Synopsis operators for a distributed on-the-edge streaming architecture

May 23rd, 2023

Thesis Type
  • Master
Presentation room
Seminar room I5 6202
Sandra Geisler
Stefan Decker
Sandra Geisler

In the GALOIS Data Stream Processing on the Edge (DSPoE) system [1], data in form of streams are processed by continuous queries consisting of operators, such as joins, filtering, and so on. The operators are distributed over a network of processing nodes, i.e., mainly edge devices located close to their source.

Synopses are operators that maintain a summary of a data stream [2,3]. They consist of a corresponding data structure and an algorithm updating it. Depending on the algorithm synopsis approximate the actual data stream and its characteristics in varying accuracy.

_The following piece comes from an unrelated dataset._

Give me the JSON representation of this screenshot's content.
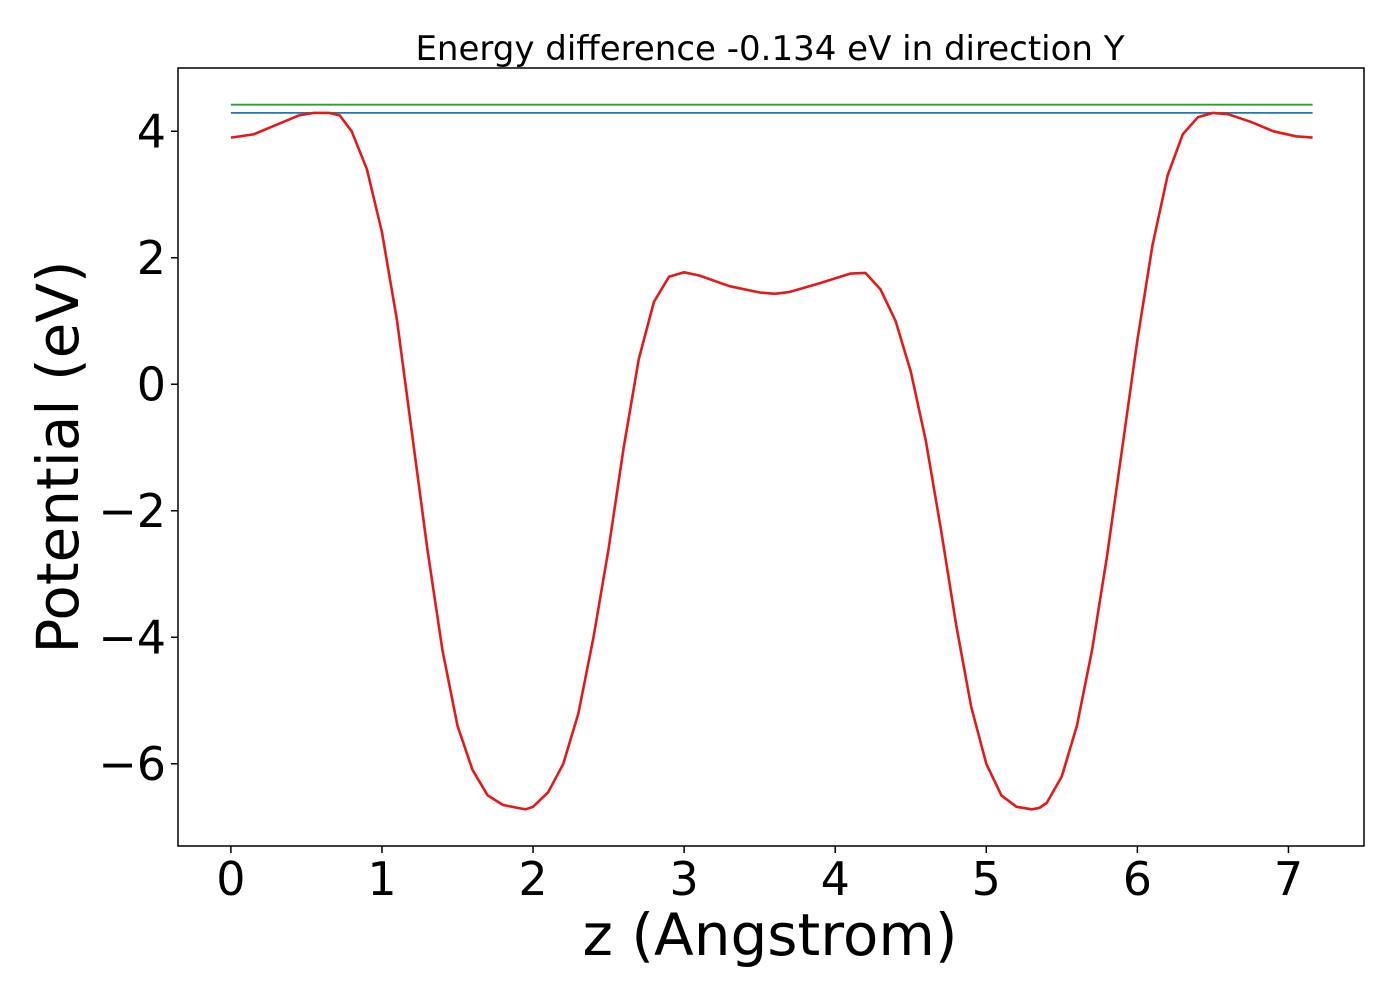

The goal of this thesis is to implement new algorithms for creating synopses which are especially suitable for DSPoE systems, i.e., they must be lightweight, small in size, efficient to compute in terms of CPU power and battery consumption. Optimally, they should adapt to the corresponding resources of the target node or picked from a library of synopsis operators, which expose semantically their properties, such as time bias (only recent data, over the whole data stream), approximation bounds, types of data, and so on. The tasks in the thesis may comprise:

(1) identify characteristics of synopses suitable for DSPoE, especially for GALOIS

(2) research existing synopsis algorithms

(2) design a concept for a configurable (synopsis) operator, which semantically describes its characteristics

(3) implement varying synopsis operators in Wasm

(4) Evaluate the efficiency and suitability of the operators for identified use cases (e.g., from Internet of Production)

[1] Stolz, T., Koren, I., Tirpitz, L., & Geisler, S. (2023). GALOIS: A Hybrid and Platform-Agnostic Stream Processing Architecture. arXiv preprint arXiv:2305.02063.

[2] Kolomvatsos, K., Anagnostopoulos, C., Koziri, M., & Loukopoulos, T. (2020). Proactive & time-optimized data synopsis management at the edge. IEEE Transactions on Knowledge and Data Engineering34(7), 3478-3490.

[3] Buddhika, T., Malensek, M., Pallickara, S. L., & Pallickara, S. (2017). Synopsis: A distributed sketch over voluminous spatiotemporal observational streams. IEEE Transactions on Knowledge and Data Engineering29(11), 2552-2566.